Detect changes in the seasonal component using bfast

Question

The bfast() function in package bfast is supposed to be able to detect both breakpoints in long-term trends and changes in the seasonal component. One example is this graph (source):

In this graph, subplot no. 2 shows a detected change in seasonality, while no. 3 shows a breakpoint in the trend.

However, I don't understand how to tell bfast() to look for changes/breakpoints in seasonality. All I get is breakpoints in the long-term trend. Here is a reproducible example, simulating a 50-year time series with weekly measurements of the seasonal variable y (i.e., 52 measurements per year):

n_years <- 50
freq <- 52
y_pattern <- sin(seq(0, 2*pi, length = freq))
y <- rep(y_pattern, n_years) + rnorm(freq*n_years, sd = 0.1)
mydata <- data.frame(Year = rep(1:n_years, each = freq), Week = rep(1:freq, n_years), y)  

These data display a constant seasonal trend in the data, with an annual peak around week 13. Now, let us introduce a shift in seasonality in year 25, shifting the seasonal cycle 8 weeks later for the years 26-59:

move_data <- function(data, year, weeks_to_move){
  x <- data[data$Year == year, "y"]
  c(x[seq(52 - weeks_to_move + 1,52)], x[seq(1, 52 - weeks_to_move)])
}

mydata$y_shifted <- mydata$y
for (year in 26:50){
  mydata$y_shifted[mydata$Year == year] <- move_data(mydata, year, weeks_to_move = 8)
}

The variable y_shifted now has the annual peak around week 13 in years 1-25 and and around week 21 in years 26-52. Let us plot it, compared to the 'unshifted' variable y:

mydata$Phase <- ifelse(mydata$Year <= 25, "Year 1-25", "Year 26-50")
mydata %>%
  tidyr::gather("y_variable", "value", y, y_shifted) %>%
  ggplot(aes(Week, value, group = Year, color = Phase)) + geom_line() +
  facet_grid(.~y_variable)

[

This abrupt shift in seasonality should be easy to detect.
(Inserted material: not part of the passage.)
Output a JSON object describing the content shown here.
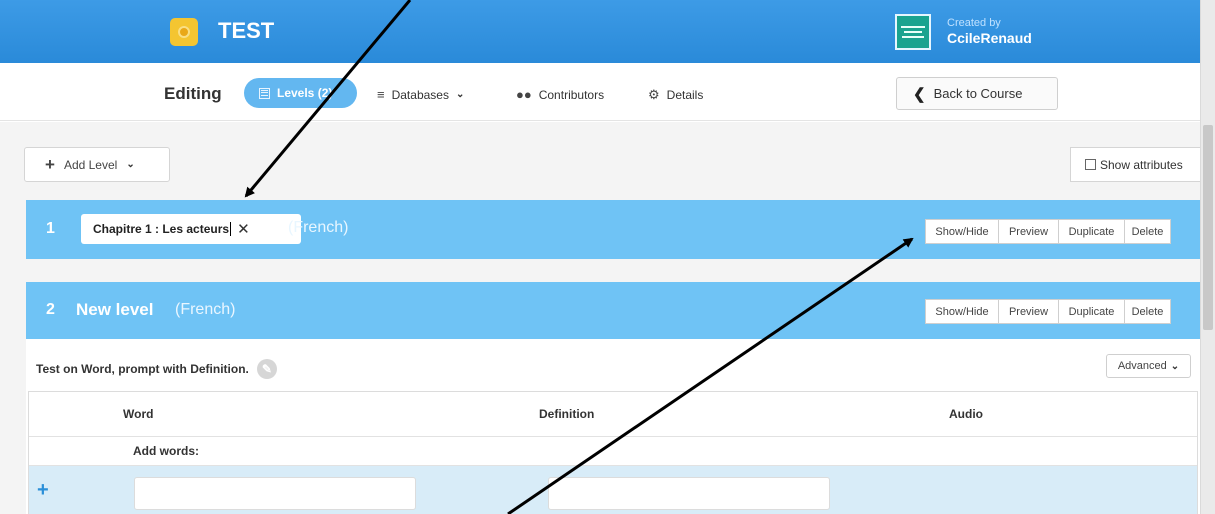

However, when I run `bfast(), it doesn't detect any change:

y_ts <- ts(mydata$y_shifted, start = c(1,1), frequency = freq)
fit <- bfast(y_ts, h=.15, season="harmonic", max.iter=20, breaks=3)
plot(fit)

As you can see, no change is detected in the seasonality (subplot 2 above). The residuals (subplot 4) picks up the change in seasonality, which is clear if we plot residuals by day-of-the-year:

mydata$Residuals <- fit$output[[1]]$Nt
ggplot(mydata, aes(Week, Residuals, group = Year, color = Phase)) + geom_point()
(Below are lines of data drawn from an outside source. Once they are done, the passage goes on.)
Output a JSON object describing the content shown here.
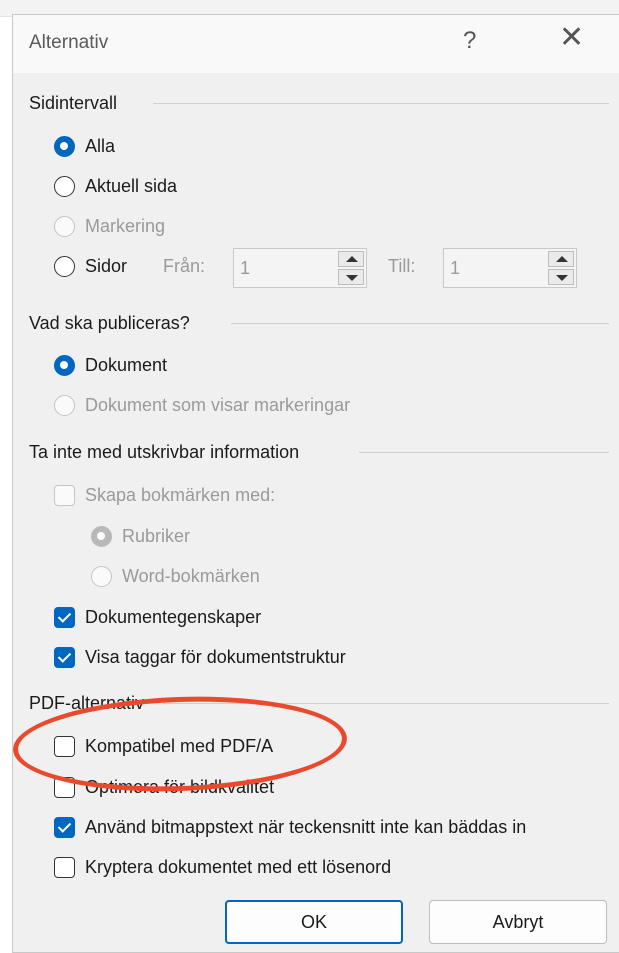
{
  "dialog": {
    "title": "Alternativ",
    "help_glyph": "?",
    "close_glyph": "✕"
  },
  "page_range": {
    "group_label": "Sidintervall",
    "options": [
      {
        "label": "Alla",
        "state": "checked"
      },
      {
        "label": "Aktuell sida",
        "state": "unchecked"
      },
      {
        "label": "Markering",
        "state": "disabled"
      },
      {
        "label": "Sidor",
        "state": "unchecked"
      }
    ],
    "from_label": "Från:",
    "from_value": "1",
    "to_label": "Till:",
    "to_value": "1"
  },
  "publish": {
    "group_label": "Vad ska publiceras?",
    "options": [
      {
        "label": "Dokument",
        "state": "checked"
      },
      {
        "label": "Dokument som visar markeringar",
        "state": "disabled"
      }
    ]
  },
  "non_printing": {
    "group_label": "Ta inte med utskrivbar information",
    "create_bookmarks": {
      "label": "Skapa bokmärken med:",
      "checked": false,
      "disabled": true
    },
    "bookmark_options": [
      {
        "label": "Rubriker",
        "state": "disabled-checked"
      },
      {
        "label": "Word-bokmärken",
        "state": "disabled"
      }
    ],
    "document_properties": {
      "label": "Dokumentegenskaper",
      "checked": true
    },
    "structure_tags": {
      "label": "Visa taggar för dokumentstruktur",
      "checked": true
    }
  },
  "pdf_options": {
    "group_label": "PDF-alternativ",
    "items": [
      {
        "label": "Kompatibel med PDF/A",
        "checked": false
      },
      {
        "label": "Optimera för bildkvalitet",
        "checked": false
      },
      {
        "label": "Använd bitmappstext när teckensnitt inte kan bäddas in",
        "checked": true
      },
      {
        "label": "Kryptera dokumentet med ett lösenord",
        "checked": false
      }
    ]
  },
  "buttons": {
    "ok": "OK",
    "cancel": "Avbryt"
  },
  "colors": {
    "accent": "#0067c0",
    "annotation": "#e94a2e"
  }
}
I have a feeling that there is some parameter or option I need to change in order to make bfast() look for changes in seasonality, but which? I haven't been able to dig out this info from the documentation.

Answer 1

I got the same problem when testing bfast on my consumer portfolio data and failed to find any real solution. I went on to dig into the bfast literature from the earth sensing community, which is where bfast was first developed and extensively used. My read is that there was really little you can do to get bfast to always fit a useful seasonal component.

Days ago, I encountered this Quora discussion on the best software for time series analysis and found there is a new R package Rbeast for breakpoint detection and time series decomposition. There is also a nice tweet that shows a quick comparison between bfast and Rbeast.

After some experimenting, I found Rbeast was able to pinpoint seasonal breakpoints in my data and yours. To be frank, I still have no idea how Rbeast works. The BEAST algorithm in Rbeast seems rather complicated, with tons of outputs; it is not well documented and not as easy to use as bfast. Let me show what I got, first using your data and then using a second artificial time series.

Your data

# The original code to generate your data
n_years <- 50
freq    <- 52
y_pattern <- sin(seq(0, 2*pi, length = freq))
y         <- rep(y_pattern, n_years) + rnorm(freq*n_years, sd = 0.1)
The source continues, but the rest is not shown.